An incentive for the economy and the environment
Chris works at a hotel in downtown Sacramento and lives just far enough away from mass transit that he needs a car to get to work. Chris had an accident recently and just found out that his Nissan truck with 300,000 miles is living on borrowed fumes.
Chris’s mother, Sue, has decided to buy a used or new car and let Chris buy her Toyota truck. Sue doesn’t really need a new car. Her 1996 Toyota T100 runs well, but Chris can’t afford a decent car, so Sue is thinking of buying a newer car, and selling the old car to her Son. A mother’s peace of mind.
Sue would like to buy a hybrid truck, but they are “too expensive”. She has a great job, gets paid well, but like many others, she is watching her pennies. Her car would be considered a clunker by California and Congress standards. It is a car they are willing to pay money to get off the road.
Would it be better for Sue to trade her 1996 truck in for the tax credit Congress is calling “Cash for clunkers”?
The first bill going through Congress would give $10,000 if one turns in an old gas guzzler for a newer more fuel-efficient car made in the United States of America. That bill is already getting backlash from foreign manufacturers, but even the Detroit 3 need to look at this bill. It may shed light on the fact that all of their vehicles are not made in America. With the signing of the North American Free Trade Agreement (NAFTA) there are cars that are built in North America, but not the United States of America.
The second measure (Bill S-247) introduced by Senators Feinstein, Collins, and Schumer would establish a National Incentive Program for voluntary retirement of fuel-inefficient vehicles. It would give a person up to $4,500 for their old car if they trade it into a commercial entity (new or used car dealer) for a newer, more fuel-efficient car.
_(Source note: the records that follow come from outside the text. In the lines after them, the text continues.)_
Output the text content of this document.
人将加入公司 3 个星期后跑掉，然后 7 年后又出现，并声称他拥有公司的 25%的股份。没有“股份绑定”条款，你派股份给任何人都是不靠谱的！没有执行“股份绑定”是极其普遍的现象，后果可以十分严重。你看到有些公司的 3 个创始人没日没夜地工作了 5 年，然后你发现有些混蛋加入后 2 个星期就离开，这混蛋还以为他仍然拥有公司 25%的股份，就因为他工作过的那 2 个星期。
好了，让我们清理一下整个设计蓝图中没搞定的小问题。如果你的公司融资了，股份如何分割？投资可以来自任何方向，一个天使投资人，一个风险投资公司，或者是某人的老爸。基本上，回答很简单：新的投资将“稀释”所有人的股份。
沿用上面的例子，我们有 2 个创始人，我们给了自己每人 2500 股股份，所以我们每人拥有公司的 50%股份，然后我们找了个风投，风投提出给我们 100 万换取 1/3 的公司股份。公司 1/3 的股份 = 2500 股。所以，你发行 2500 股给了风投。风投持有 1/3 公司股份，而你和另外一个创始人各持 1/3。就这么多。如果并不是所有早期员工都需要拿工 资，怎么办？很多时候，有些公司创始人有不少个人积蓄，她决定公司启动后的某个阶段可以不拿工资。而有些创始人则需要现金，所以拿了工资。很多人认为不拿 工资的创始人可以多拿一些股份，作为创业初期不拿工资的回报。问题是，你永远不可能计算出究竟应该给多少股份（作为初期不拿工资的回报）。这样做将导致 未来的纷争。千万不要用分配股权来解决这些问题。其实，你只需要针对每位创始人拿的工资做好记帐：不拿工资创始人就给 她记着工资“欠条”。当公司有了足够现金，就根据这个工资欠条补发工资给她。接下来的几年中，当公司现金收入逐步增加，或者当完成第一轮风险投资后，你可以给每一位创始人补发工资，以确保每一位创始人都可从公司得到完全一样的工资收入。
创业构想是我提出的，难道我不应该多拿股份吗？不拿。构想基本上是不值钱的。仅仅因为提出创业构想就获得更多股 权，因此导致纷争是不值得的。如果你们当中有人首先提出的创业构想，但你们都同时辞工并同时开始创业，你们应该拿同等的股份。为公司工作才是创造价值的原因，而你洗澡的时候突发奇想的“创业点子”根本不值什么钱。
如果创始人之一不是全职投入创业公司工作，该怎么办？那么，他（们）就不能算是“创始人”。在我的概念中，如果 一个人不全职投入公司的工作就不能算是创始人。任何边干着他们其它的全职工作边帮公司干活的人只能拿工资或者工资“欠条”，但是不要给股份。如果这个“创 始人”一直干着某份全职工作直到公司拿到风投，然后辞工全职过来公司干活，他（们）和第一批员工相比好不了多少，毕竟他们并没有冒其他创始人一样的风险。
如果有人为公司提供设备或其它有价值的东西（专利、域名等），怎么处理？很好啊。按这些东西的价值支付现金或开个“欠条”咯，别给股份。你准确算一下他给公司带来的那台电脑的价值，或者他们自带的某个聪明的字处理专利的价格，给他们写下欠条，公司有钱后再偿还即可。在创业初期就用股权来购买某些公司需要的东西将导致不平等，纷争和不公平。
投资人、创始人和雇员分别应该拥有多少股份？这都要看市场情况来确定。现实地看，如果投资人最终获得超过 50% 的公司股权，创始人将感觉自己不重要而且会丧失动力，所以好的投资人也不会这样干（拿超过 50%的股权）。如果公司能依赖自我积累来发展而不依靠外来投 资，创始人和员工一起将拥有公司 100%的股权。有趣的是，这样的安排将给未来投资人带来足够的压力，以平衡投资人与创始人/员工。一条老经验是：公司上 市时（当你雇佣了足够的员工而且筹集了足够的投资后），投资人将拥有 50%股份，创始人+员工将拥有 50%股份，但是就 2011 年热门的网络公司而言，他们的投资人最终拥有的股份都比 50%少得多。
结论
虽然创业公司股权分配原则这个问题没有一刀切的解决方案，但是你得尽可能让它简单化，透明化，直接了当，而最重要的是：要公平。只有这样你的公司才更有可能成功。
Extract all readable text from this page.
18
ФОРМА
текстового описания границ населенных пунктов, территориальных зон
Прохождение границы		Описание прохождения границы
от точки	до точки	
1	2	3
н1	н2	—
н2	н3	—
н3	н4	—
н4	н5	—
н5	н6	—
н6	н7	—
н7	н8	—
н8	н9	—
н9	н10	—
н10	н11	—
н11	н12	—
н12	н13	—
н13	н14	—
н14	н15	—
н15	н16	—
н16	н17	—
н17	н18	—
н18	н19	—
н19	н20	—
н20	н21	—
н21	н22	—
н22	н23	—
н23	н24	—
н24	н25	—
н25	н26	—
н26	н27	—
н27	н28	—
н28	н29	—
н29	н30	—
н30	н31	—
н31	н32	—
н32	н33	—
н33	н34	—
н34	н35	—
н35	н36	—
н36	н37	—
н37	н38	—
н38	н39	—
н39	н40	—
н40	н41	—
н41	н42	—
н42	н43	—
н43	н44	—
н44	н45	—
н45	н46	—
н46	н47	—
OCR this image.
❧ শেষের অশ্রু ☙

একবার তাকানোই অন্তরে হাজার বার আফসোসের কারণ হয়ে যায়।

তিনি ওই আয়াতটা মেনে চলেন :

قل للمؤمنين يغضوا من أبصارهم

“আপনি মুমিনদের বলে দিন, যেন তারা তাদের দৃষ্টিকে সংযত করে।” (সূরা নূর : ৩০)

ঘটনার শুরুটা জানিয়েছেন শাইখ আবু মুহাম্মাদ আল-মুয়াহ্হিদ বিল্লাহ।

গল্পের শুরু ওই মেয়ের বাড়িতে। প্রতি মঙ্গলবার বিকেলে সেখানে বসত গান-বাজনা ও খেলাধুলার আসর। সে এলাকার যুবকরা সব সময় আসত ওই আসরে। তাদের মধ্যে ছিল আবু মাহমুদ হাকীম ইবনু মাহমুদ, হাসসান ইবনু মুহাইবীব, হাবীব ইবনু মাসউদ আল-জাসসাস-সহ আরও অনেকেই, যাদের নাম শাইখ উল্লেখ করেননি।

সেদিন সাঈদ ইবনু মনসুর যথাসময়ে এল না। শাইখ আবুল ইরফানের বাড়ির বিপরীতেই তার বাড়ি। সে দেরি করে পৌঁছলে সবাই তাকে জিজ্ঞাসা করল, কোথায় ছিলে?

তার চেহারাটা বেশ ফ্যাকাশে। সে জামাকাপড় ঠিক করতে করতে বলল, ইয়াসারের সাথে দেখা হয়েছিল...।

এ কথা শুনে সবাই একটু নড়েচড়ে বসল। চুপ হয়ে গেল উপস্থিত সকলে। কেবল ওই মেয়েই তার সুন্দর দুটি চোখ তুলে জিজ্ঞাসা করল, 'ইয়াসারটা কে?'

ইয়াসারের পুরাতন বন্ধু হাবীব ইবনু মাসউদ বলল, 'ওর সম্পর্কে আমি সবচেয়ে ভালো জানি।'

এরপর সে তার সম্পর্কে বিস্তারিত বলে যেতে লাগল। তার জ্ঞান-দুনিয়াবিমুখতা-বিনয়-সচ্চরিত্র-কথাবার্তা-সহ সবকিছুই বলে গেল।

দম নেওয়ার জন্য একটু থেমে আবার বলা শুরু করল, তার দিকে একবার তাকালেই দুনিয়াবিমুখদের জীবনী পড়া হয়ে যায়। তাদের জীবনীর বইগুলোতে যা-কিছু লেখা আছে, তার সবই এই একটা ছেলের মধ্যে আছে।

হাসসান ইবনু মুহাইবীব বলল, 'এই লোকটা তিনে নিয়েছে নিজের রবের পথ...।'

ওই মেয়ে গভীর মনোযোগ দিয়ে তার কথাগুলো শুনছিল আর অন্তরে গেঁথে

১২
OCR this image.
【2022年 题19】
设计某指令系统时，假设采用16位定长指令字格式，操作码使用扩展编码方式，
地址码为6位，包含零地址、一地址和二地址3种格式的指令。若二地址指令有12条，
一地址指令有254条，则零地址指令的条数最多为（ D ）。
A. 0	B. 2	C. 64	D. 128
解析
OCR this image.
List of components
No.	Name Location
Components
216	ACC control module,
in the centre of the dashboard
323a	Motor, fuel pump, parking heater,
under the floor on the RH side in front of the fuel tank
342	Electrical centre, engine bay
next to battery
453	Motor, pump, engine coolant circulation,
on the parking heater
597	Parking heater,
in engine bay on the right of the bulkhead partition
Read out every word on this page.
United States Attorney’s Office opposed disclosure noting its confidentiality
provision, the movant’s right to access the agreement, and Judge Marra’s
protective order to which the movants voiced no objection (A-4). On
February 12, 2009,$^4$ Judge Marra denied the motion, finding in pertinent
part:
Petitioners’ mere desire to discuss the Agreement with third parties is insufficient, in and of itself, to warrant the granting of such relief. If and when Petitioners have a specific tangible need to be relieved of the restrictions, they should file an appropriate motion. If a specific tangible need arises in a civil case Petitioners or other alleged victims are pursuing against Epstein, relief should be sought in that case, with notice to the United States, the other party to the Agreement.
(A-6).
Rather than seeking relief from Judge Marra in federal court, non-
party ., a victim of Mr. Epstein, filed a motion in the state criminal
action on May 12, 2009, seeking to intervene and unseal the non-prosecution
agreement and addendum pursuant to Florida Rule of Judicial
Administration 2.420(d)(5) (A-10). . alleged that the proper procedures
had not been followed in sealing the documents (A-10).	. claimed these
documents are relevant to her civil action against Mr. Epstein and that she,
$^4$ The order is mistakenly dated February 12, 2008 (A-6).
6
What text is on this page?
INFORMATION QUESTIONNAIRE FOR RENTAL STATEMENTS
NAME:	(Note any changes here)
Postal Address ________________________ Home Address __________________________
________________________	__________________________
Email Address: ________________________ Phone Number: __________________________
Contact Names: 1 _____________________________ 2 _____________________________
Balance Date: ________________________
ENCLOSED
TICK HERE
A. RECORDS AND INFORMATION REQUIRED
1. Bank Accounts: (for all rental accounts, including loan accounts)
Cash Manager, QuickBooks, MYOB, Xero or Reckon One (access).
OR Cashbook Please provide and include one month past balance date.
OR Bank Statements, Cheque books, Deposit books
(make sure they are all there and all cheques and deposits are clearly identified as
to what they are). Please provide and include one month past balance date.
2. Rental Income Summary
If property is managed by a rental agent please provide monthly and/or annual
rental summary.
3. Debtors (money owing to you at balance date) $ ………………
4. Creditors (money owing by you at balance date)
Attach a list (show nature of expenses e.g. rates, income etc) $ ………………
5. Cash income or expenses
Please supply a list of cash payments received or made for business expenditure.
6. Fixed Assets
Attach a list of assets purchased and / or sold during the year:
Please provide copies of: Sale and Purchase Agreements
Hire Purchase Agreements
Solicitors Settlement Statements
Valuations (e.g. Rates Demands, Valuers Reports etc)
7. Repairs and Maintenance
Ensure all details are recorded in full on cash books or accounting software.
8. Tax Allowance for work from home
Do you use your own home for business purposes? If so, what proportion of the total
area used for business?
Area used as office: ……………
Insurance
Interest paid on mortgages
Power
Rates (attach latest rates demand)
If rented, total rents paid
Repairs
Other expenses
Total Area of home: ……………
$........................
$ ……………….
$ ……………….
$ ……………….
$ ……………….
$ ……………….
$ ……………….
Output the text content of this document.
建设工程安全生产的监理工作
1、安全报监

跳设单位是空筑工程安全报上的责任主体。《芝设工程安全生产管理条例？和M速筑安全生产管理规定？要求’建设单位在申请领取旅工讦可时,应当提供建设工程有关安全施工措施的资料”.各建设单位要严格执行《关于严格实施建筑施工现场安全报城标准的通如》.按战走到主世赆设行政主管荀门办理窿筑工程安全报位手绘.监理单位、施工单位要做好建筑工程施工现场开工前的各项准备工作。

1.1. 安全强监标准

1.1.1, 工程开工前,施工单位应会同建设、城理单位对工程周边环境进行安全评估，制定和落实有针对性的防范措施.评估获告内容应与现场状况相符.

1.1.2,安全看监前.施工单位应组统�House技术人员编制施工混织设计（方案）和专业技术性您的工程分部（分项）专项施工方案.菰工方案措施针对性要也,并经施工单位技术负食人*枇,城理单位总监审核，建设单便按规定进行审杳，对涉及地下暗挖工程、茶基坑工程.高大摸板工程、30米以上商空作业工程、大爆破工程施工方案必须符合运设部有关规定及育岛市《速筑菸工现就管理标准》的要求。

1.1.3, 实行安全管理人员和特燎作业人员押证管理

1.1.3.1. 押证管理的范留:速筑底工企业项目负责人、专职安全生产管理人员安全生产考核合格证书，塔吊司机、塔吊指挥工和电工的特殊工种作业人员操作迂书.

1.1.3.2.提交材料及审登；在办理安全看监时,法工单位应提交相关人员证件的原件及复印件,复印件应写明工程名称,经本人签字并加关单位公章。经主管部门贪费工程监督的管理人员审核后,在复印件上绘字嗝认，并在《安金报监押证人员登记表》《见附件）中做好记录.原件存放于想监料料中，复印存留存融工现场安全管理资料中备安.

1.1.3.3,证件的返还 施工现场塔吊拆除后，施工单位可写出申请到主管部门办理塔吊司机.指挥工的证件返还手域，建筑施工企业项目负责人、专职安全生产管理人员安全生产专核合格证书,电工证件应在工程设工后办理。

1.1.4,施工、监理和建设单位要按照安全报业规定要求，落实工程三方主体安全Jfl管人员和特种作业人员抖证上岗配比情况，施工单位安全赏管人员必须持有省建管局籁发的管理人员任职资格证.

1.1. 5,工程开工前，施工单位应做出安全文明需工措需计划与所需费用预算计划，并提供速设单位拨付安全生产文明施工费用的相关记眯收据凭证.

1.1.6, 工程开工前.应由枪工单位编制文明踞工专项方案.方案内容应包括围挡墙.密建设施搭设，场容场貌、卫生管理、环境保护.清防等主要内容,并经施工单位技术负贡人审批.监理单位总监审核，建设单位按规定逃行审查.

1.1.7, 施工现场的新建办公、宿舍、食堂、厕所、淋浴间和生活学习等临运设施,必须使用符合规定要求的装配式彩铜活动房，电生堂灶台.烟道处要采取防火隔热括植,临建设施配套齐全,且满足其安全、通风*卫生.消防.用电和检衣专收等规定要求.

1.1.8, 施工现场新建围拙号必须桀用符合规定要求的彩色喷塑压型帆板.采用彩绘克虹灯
You would think that the older the car the more money, but Bill S-247 is just the opposite. The newer cars get the most trade-in, while an older car, such as Sue’s 1996 gets only $2,000 at most. I understand that the newer car is worth more, but isn’t this about getting the oldest cars off the road? One would assume that the older the car, the lower the income of the person that owns the car. Aren’t they going to need the most help?
People with a car this old typically buy a used car from a private individual. This would be a new revenue stream for dealers if Congress could get it right. Americans would get rid of some of the biggest evaporative emission polluters, the cars that cause asthma.
Would Sue make money on this venture if she met the criteria?
Sue would meet the first criteria because she doesn’t expect to buy a car that costs over $45,000. She wasn’t planning on buying a car that was as new as 2004, but if she could find something under $11,000 she would be interested.
Sue’s old 1996 Toyota T100 also meets the criteria that when the truck was new the fuel economy rating was less than 18 miles per gallon (as reported by the original manufacturer for purposes of CAFE compliance). According to fueleconomy.gov Sue’s 1996 T100 automatic 6-cylinder was 16 miles per gallon. In order to meet the new car fuel economy purchase Sue’s new car would have to exceed the CAFE target by at least 25 percent. Sue would need to buy a car that got 20 miles per gallon, as set by the Environmental Protection Agency (EPA).
If Bill S-247 goes through Sue would receive a voucher for:
* The purchase of a new vehicle: $2,000 or
* The purchase of a used vehicle: $1,500 or
* Transit fare credit(for participating local public transportation agencies): $1,500
Sue lives in the country, so taking the $1,500 for transit fare wouldn’t work. She will have to buy a used or new car that gets at least 21 miles per gallon, costs less than $45,000 and is newer than 2004 to get the voucher.
She will probably end up buying a newer used car that gets fewer miles per gallon than a brand new car, but more miles than the vehicle she currently owns. Her husband wants her to get a 6-cylinder vehicle so that they can tow a camper. Sue would love a little racy car, but wants to wait two more years for that.
Anecdotal evidence says that this incentive is not going to get the older, pre-1998, cars off the road. Sue would have only received $2,000 IF she had purchased a NEW car. She got $3,000 from her Son for the old car. Another friend, Jill, has a 1995 vehicle and she said the same thing, “that amount of money isn’t going to get me to get rid of my car. I’ll drive the thing for another ten years and save more than that.”
Another reason Sue wouldn’t have received the credit is that the newer car Sue purchased didn’t meet the 25 percent more miles per gallon, according to the EPA, than her older one.
If Sue wasn’t going to sell her car to Chris she could have bought a newer truck from a commercial entity (get used to that term, it means new or used car dealer). She would have had to buy a different vehicle. Once again, I looked at fueleconomy.gov, and for a 6-cylinder manual 4WD (which is what Sue bought) the Toyota T100, or Tacoma never went up in miles per gallon by 25 percent, or 15 percent, or 10 percent.
But the price from a commercial entity did go up. There was a used 1997 Toyota T100 with 75,000 on autotrader.com through a used car dealer in the Auburn area. The starting price was $10,995. Sue bought her 1997 Toyota T100 for $6,500.
The main reason Sue wouldn’t get the credit is that she needed to sell the vehicle to her Son. “I’ll buy this car now and in two years I’ll sell it to one of my other sons and buy something I really want.”
Sue is right. 598,000 were laid off in January 2009 and 626,000 applied for unemployment.
Sue needs to keep that boy driving to work.